Of course. As you've surely noticed that is already the case with the
APIs that are in the spec already.

>> And it also doesn't handle the problem of what to do if someone does
>> provide a different collation function between open calls to the
>> database, which might have different ideas of which values compare
>> equal. Even if the author only makes use of the built-in collation
>> functions we still are left with the problem of what happens if that
>> function changes between open calls? Or worse, what happens if two
>> pages open the same database, but uses different collations in the two
>> pages?
>
> I would recommend using modular programming and providing a javascript file
> to include which does the open for each page.

Sure, we can recommend that for webdevelopers. However the questions I
posed was about what IndexedDB implementations should do? I.e. what
behavior in these scenarios would we define in the spec?

>> So all in all, compared to what Pablo is proposing, your proposal only
>> adds support for a rare set of use cases, while not fitting with the
>> rest of the API, and introduces a whole set of edge cases that we need
>> to spend time defining and handling in the implementation.
>
> My proposal allows libraries to make sure that collations offered by
> different backends are the same.   If WebSQL offers a collation order (from
> SQLite) that IndexedDB does not support, the library can provide an
> implementation.
>
>>
>> Based on that, my conclusion is that we should go with what Pablo is
>> proposing. And I think we should do it for v1.
>>
>> / Jonas
>
> I agree with that for v1,
> with this requirement: all the stored properties are readable.

Of course.
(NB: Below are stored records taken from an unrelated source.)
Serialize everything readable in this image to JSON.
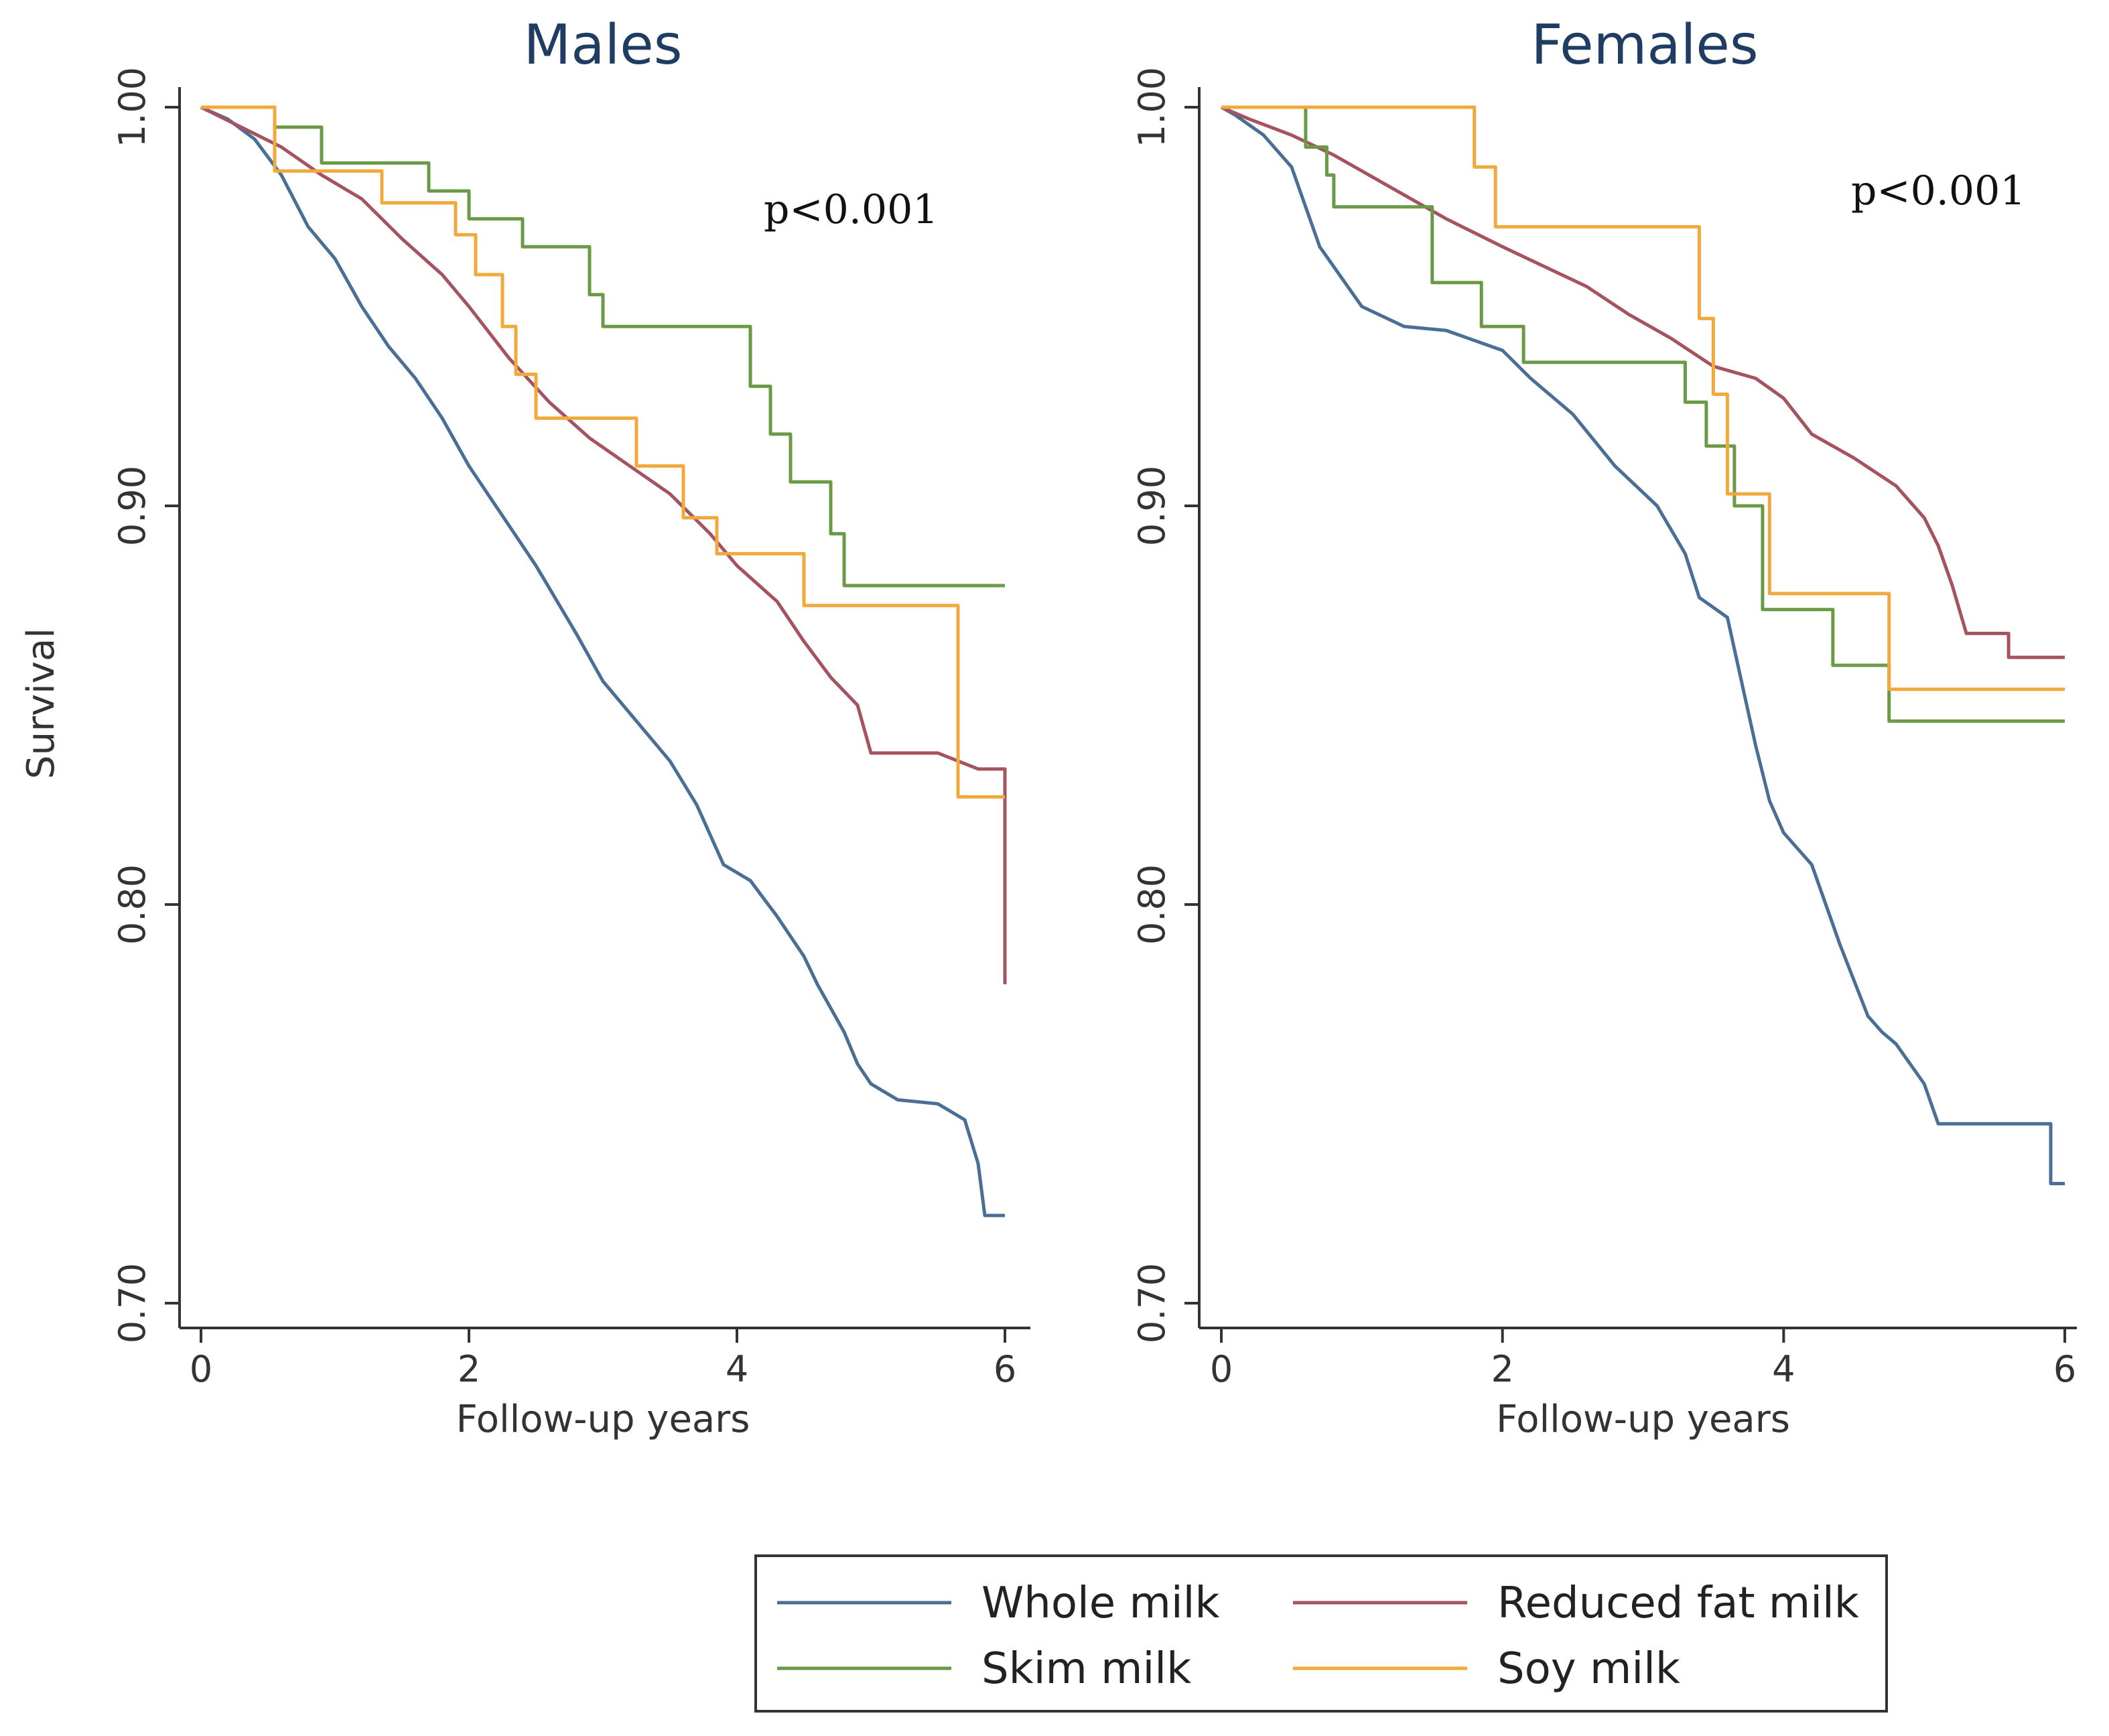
{
  "chart_data": [
    {
      "type": "line",
      "title": "Males",
      "xlabel": "Follow-up years",
      "ylabel": "Survival",
      "xlim": [
        0,
        6
      ],
      "ylim": [
        0.7,
        1.0
      ],
      "xticks": [
        "0",
        "2",
        "4",
        "6"
      ],
      "yticks": [
        "0.70",
        "0.80",
        "0.90",
        "1.00"
      ],
      "annotation": "p<0.001",
      "series": [
        {
          "name": "Whole milk",
          "color": "#4a6f97",
          "points": [
            [
              0,
              1.0
            ],
            [
              0.2,
              0.997
            ],
            [
              0.4,
              0.992
            ],
            [
              0.6,
              0.983
            ],
            [
              0.8,
              0.97
            ],
            [
              1.0,
              0.962
            ],
            [
              1.2,
              0.95
            ],
            [
              1.4,
              0.94
            ],
            [
              1.6,
              0.932
            ],
            [
              1.8,
              0.922
            ],
            [
              2.0,
              0.91
            ],
            [
              2.2,
              0.9
            ],
            [
              2.5,
              0.885
            ],
            [
              2.8,
              0.868
            ],
            [
              3.0,
              0.856
            ],
            [
              3.2,
              0.848
            ],
            [
              3.5,
              0.836
            ],
            [
              3.7,
              0.825
            ],
            [
              3.9,
              0.81
            ],
            [
              4.1,
              0.806
            ],
            [
              4.3,
              0.797
            ],
            [
              4.5,
              0.787
            ],
            [
              4.6,
              0.78
            ],
            [
              4.8,
              0.768
            ],
            [
              4.9,
              0.76
            ],
            [
              5.0,
              0.755
            ],
            [
              5.2,
              0.751
            ],
            [
              5.5,
              0.75
            ],
            [
              5.7,
              0.746
            ],
            [
              5.8,
              0.735
            ],
            [
              5.85,
              0.722
            ],
            [
              6.0,
              0.722
            ]
          ]
        },
        {
          "name": "Reduced fat milk",
          "color": "#a5535f",
          "points": [
            [
              0,
              1.0
            ],
            [
              0.3,
              0.995
            ],
            [
              0.6,
              0.99
            ],
            [
              0.9,
              0.983
            ],
            [
              1.2,
              0.977
            ],
            [
              1.5,
              0.967
            ],
            [
              1.8,
              0.958
            ],
            [
              2.0,
              0.95
            ],
            [
              2.3,
              0.937
            ],
            [
              2.6,
              0.926
            ],
            [
              2.9,
              0.917
            ],
            [
              3.2,
              0.91
            ],
            [
              3.5,
              0.903
            ],
            [
              3.8,
              0.893
            ],
            [
              4.0,
              0.885
            ],
            [
              4.3,
              0.876
            ],
            [
              4.5,
              0.866
            ],
            [
              4.7,
              0.857
            ],
            [
              4.9,
              0.85
            ],
            [
              5.0,
              0.838
            ],
            [
              5.5,
              0.838
            ],
            [
              5.8,
              0.834
            ],
            [
              6.0,
              0.834
            ],
            [
              6.0,
              0.78
            ]
          ]
        },
        {
          "name": "Skim milk",
          "color": "#6b9a47",
          "points": [
            [
              0,
              1.0
            ],
            [
              0.55,
              1.0
            ],
            [
              0.55,
              0.995
            ],
            [
              0.9,
              0.995
            ],
            [
              0.9,
              0.986
            ],
            [
              1.7,
              0.986
            ],
            [
              1.7,
              0.979
            ],
            [
              2.0,
              0.979
            ],
            [
              2.0,
              0.972
            ],
            [
              2.4,
              0.972
            ],
            [
              2.4,
              0.965
            ],
            [
              2.9,
              0.965
            ],
            [
              2.9,
              0.953
            ],
            [
              3.0,
              0.953
            ],
            [
              3.0,
              0.945
            ],
            [
              4.1,
              0.945
            ],
            [
              4.1,
              0.93
            ],
            [
              4.25,
              0.93
            ],
            [
              4.25,
              0.918
            ],
            [
              4.4,
              0.918
            ],
            [
              4.4,
              0.906
            ],
            [
              4.7,
              0.906
            ],
            [
              4.7,
              0.893
            ],
            [
              4.8,
              0.893
            ],
            [
              4.8,
              0.88
            ],
            [
              6.0,
              0.88
            ]
          ]
        },
        {
          "name": "Soy milk",
          "color": "#f0a93a",
          "points": [
            [
              0,
              1.0
            ],
            [
              0.55,
              1.0
            ],
            [
              0.55,
              0.984
            ],
            [
              1.35,
              0.984
            ],
            [
              1.35,
              0.976
            ],
            [
              1.9,
              0.976
            ],
            [
              1.9,
              0.968
            ],
            [
              2.05,
              0.968
            ],
            [
              2.05,
              0.958
            ],
            [
              2.25,
              0.958
            ],
            [
              2.25,
              0.945
            ],
            [
              2.35,
              0.945
            ],
            [
              2.35,
              0.933
            ],
            [
              2.5,
              0.933
            ],
            [
              2.5,
              0.922
            ],
            [
              3.25,
              0.922
            ],
            [
              3.25,
              0.91
            ],
            [
              3.6,
              0.91
            ],
            [
              3.6,
              0.897
            ],
            [
              3.85,
              0.897
            ],
            [
              3.85,
              0.888
            ],
            [
              4.5,
              0.888
            ],
            [
              4.5,
              0.875
            ],
            [
              5.65,
              0.875
            ],
            [
              5.65,
              0.827
            ],
            [
              6.0,
              0.827
            ]
          ]
        }
      ]
    },
    {
      "type": "line",
      "title": "Females",
      "xlabel": "Follow-up years",
      "ylabel": "",
      "xlim": [
        0,
        6
      ],
      "ylim": [
        0.7,
        1.0
      ],
      "xticks": [
        "0",
        "2",
        "4",
        "6"
      ],
      "yticks": [
        "0.70",
        "0.80",
        "0.90",
        "1.00"
      ],
      "annotation": "p<0.001",
      "series": [
        {
          "name": "Whole milk",
          "color": "#4a6f97",
          "points": [
            [
              0,
              1.0
            ],
            [
              0.1,
              0.998
            ],
            [
              0.3,
              0.993
            ],
            [
              0.5,
              0.985
            ],
            [
              0.6,
              0.975
            ],
            [
              0.7,
              0.965
            ],
            [
              0.9,
              0.955
            ],
            [
              1.0,
              0.95
            ],
            [
              1.3,
              0.945
            ],
            [
              1.6,
              0.944
            ],
            [
              2.0,
              0.939
            ],
            [
              2.2,
              0.932
            ],
            [
              2.5,
              0.923
            ],
            [
              2.8,
              0.91
            ],
            [
              3.1,
              0.9
            ],
            [
              3.3,
              0.888
            ],
            [
              3.4,
              0.877
            ],
            [
              3.6,
              0.872
            ],
            [
              3.7,
              0.856
            ],
            [
              3.8,
              0.84
            ],
            [
              3.9,
              0.826
            ],
            [
              4.0,
              0.818
            ],
            [
              4.2,
              0.81
            ],
            [
              4.3,
              0.8
            ],
            [
              4.4,
              0.79
            ],
            [
              4.6,
              0.772
            ],
            [
              4.7,
              0.768
            ],
            [
              4.8,
              0.765
            ],
            [
              5.0,
              0.755
            ],
            [
              5.1,
              0.745
            ],
            [
              5.9,
              0.745
            ],
            [
              5.9,
              0.73
            ],
            [
              6.0,
              0.73
            ]
          ]
        },
        {
          "name": "Reduced fat milk",
          "color": "#a5535f",
          "points": [
            [
              0,
              1.0
            ],
            [
              0.2,
              0.997
            ],
            [
              0.5,
              0.993
            ],
            [
              0.8,
              0.988
            ],
            [
              1.0,
              0.984
            ],
            [
              1.3,
              0.978
            ],
            [
              1.6,
              0.972
            ],
            [
              2.0,
              0.965
            ],
            [
              2.3,
              0.96
            ],
            [
              2.6,
              0.955
            ],
            [
              2.9,
              0.948
            ],
            [
              3.2,
              0.942
            ],
            [
              3.5,
              0.935
            ],
            [
              3.8,
              0.932
            ],
            [
              4.0,
              0.927
            ],
            [
              4.2,
              0.918
            ],
            [
              4.5,
              0.912
            ],
            [
              4.8,
              0.905
            ],
            [
              5.0,
              0.897
            ],
            [
              5.1,
              0.89
            ],
            [
              5.2,
              0.88
            ],
            [
              5.3,
              0.868
            ],
            [
              5.6,
              0.868
            ],
            [
              5.6,
              0.862
            ],
            [
              6.0,
              0.862
            ]
          ]
        },
        {
          "name": "Skim milk",
          "color": "#6b9a47",
          "points": [
            [
              0,
              1.0
            ],
            [
              0.6,
              1.0
            ],
            [
              0.6,
              0.99
            ],
            [
              0.75,
              0.99
            ],
            [
              0.75,
              0.983
            ],
            [
              0.8,
              0.983
            ],
            [
              0.8,
              0.975
            ],
            [
              1.5,
              0.975
            ],
            [
              1.5,
              0.956
            ],
            [
              1.85,
              0.956
            ],
            [
              1.85,
              0.945
            ],
            [
              2.15,
              0.945
            ],
            [
              2.15,
              0.936
            ],
            [
              3.3,
              0.936
            ],
            [
              3.3,
              0.926
            ],
            [
              3.45,
              0.926
            ],
            [
              3.45,
              0.915
            ],
            [
              3.65,
              0.915
            ],
            [
              3.65,
              0.9
            ],
            [
              3.85,
              0.9
            ],
            [
              3.85,
              0.874
            ],
            [
              4.35,
              0.874
            ],
            [
              4.35,
              0.86
            ],
            [
              4.75,
              0.86
            ],
            [
              4.75,
              0.846
            ],
            [
              6.0,
              0.846
            ]
          ]
        },
        {
          "name": "Soy milk",
          "color": "#f0a93a",
          "points": [
            [
              0,
              1.0
            ],
            [
              1.8,
              1.0
            ],
            [
              1.8,
              0.985
            ],
            [
              1.95,
              0.985
            ],
            [
              1.95,
              0.97
            ],
            [
              3.4,
              0.97
            ],
            [
              3.4,
              0.947
            ],
            [
              3.5,
              0.947
            ],
            [
              3.5,
              0.928
            ],
            [
              3.6,
              0.928
            ],
            [
              3.6,
              0.903
            ],
            [
              3.9,
              0.903
            ],
            [
              3.9,
              0.878
            ],
            [
              4.75,
              0.878
            ],
            [
              4.75,
              0.854
            ],
            [
              6.0,
              0.854
            ]
          ]
        }
      ]
    }
  ],
  "legend": {
    "items": [
      {
        "label": "Whole milk",
        "color": "#4a6f97"
      },
      {
        "label": "Reduced fat milk",
        "color": "#a5535f"
      },
      {
        "label": "Skim milk",
        "color": "#6b9a47"
      },
      {
        "label": "Soy milk",
        "color": "#f0a93a"
      }
    ]
  }
}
I don't believe anyone has suggested anything else.

> and with this request: the ability to supply a collation function (that is
> not persisted) for library authors writing libraries like relationalDB over
> the top of IndexedDB. On that basis, all the arguments about users writing
> pages are moot, as I think we need to support library authors too.

This sounds like a feature we should look at for v2 for sure.

/ Jonas
Received on Friday, 6 May 2011 12:10:38 UTC